“忍不住也得忍着。”
沈隽之的目光移到了他的脸上。
赵清宴的五官其实是随了他的父亲的,跟长公主并没有那么的像。
他的眉眼格外的温和,不笑的时候其实有些清冷,但一笑起来温润气十足,整个人都暖洋洋的。
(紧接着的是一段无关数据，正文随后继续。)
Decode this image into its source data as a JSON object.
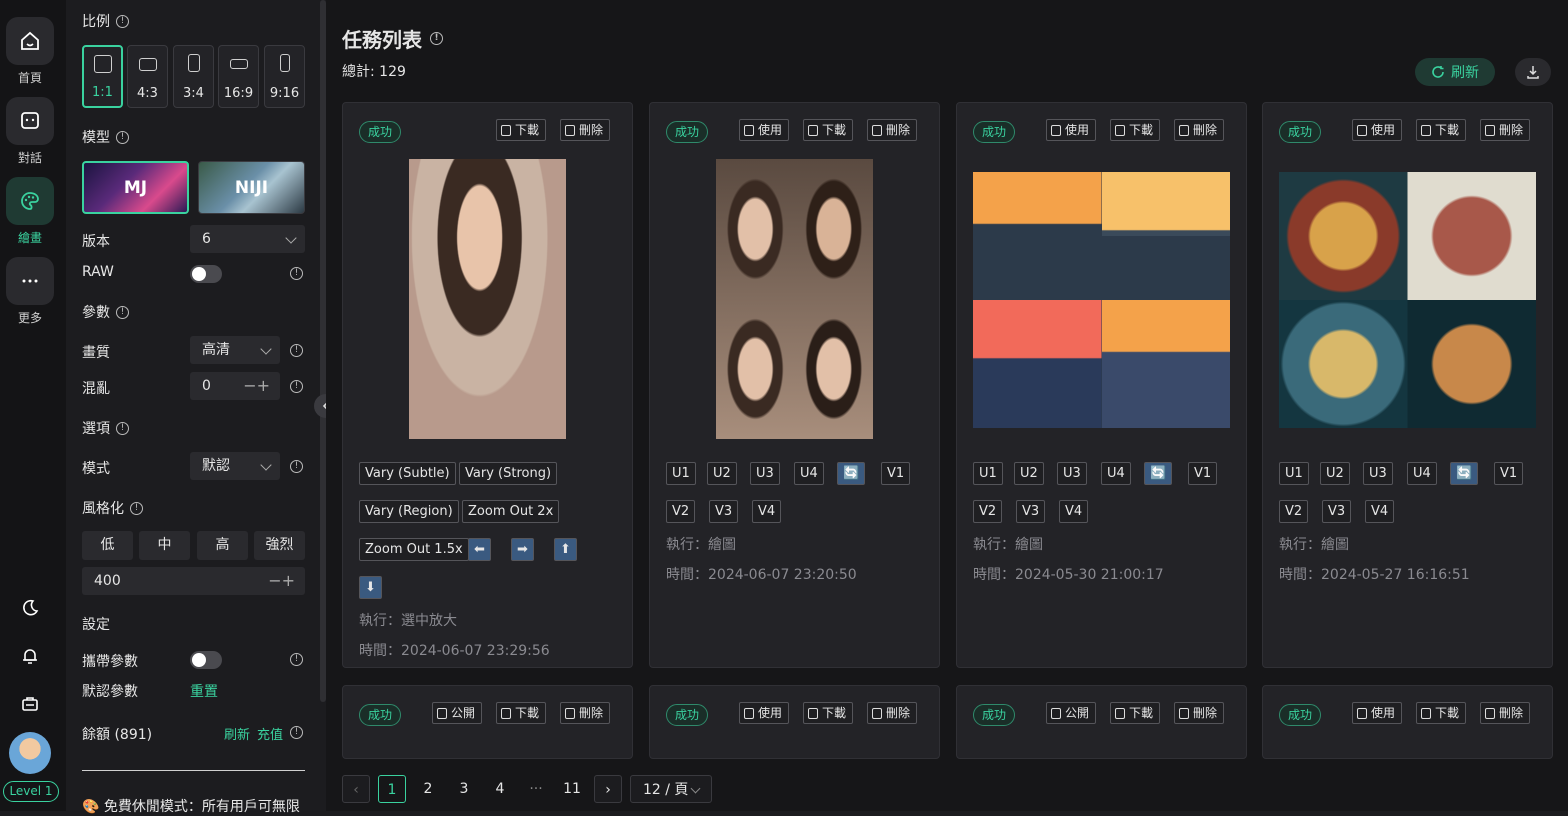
{
  "rail": {
    "home": "首頁",
    "chat": "對話",
    "draw": "繪畫",
    "more": "更多",
    "level": "Level 1"
  },
  "sidebar": {
    "ratio_title": "比例",
    "ratios": [
      "1:1",
      "4:3",
      "3:4",
      "16:9",
      "9:16"
    ],
    "model_title": "模型",
    "models": [
      "MJ",
      "NIJI"
    ],
    "version_label": "版本",
    "version_value": "6",
    "raw_label": "RAW",
    "params_title": "參數",
    "quality_label": "畫質",
    "quality_value": "高清",
    "chaos_label": "混亂",
    "chaos_value": "0",
    "options_title": "選項",
    "mode_label": "模式",
    "mode_value": "默認",
    "stylize_title": "風格化",
    "stylize_options": [
      "低",
      "中",
      "高",
      "強烈"
    ],
    "stylize_value": "400",
    "settings_title": "設定",
    "carry_params_label": "攜帶參數",
    "default_params_label": "默認參數",
    "reset_label": "重置",
    "balance_label": "餘額 (891)",
    "refresh_label": "刷新",
    "recharge_label": "充值",
    "free_mode_text": "🎨 免費休閒模式：所有用戶可無限"
  },
  "main": {
    "title": "任務列表",
    "total": "總計: 129",
    "refresh_btn": "刷新",
    "status": "成功",
    "btn_use": "使用",
    "btn_download": "下載",
    "btn_delete": "刪除",
    "btn_public": "公開",
    "card1": {
      "actions": [
        "Vary (Subtle)",
        "Vary (Strong)",
        "Vary (Region)",
        "Zoom Out 2x",
        "Zoom Out 1.5x"
      ],
      "exec": "執行：選中放大",
      "time": "時間：2024-06-07 23:29:56"
    },
    "grid_actions": [
      "U1",
      "U2",
      "U3",
      "U4",
      "V1",
      "V2",
      "V3",
      "V4"
    ],
    "card2": {
      "exec": "執行：繪圖",
      "time": "時間：2024-06-07 23:20:50"
    },
    "card3": {
      "exec": "執行：繪圖",
      "time": "時間：2024-05-30 21:00:17"
    },
    "card4": {
      "exec": "執行：繪圖",
      "time": "時間：2024-05-27 16:16:51"
    },
    "pagination": {
      "pages": [
        "1",
        "2",
        "3",
        "4",
        "···",
        "11"
      ],
      "page_size": "12 / 頁"
    }
  }
}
年少时,沈隽之身边出现最多的就是两个人,一个是萧悬光,一个便是赵清宴。
只是因为赵清宴伤了腿,大多时候还是萧悬光陪伴沈隽之的时间多一些。
有些事情沈隽之并不知道,无论是他还是萧悬光,都在不遗余力的排斥别人靠近沈隽之。
比如太后试图安排到他榻上名为启蒙的宫女,又比如在某个宴会上对他眉目传情的世家公子。
当然,沈隽之的心思本来也不在这些事情上。
太后安排的人他不感兴趣,对他有意的才子佳人他看不出端倪,等他登基之后,朝中大臣明里暗里递上来的“选秀”折子他更是都懒得批复。
以至于两人都放松了警惕。
而等他开始传召楚翎,后又决定选秀的时候,一切都来不及了。
赵清宴的目光落在沈隽之颈侧的点点痕迹上,正在挑选朝服的指尖换了个方向。
他拿起一件圆领朝服,一步一步走到床前。
那件朝服是玄色的,领口开得很低,比平日里穿的常服低了不止一寸。
“陛下,今日穿这件可好?”
沈隽之扫了那衣服一眼,哪里不知道对方的心思。
他从下往上看着赵清宴,勾了勾唇:“听你的。”
赵清宴松了一口气,面上缓缓绽开一抹笑。
在给沈隽之系着衣领处的衣扣的时候,赵清宴低声在他耳边道:“陛下这衣服是臣给穿上的,到时也应是臣给陛下褪下来才对。”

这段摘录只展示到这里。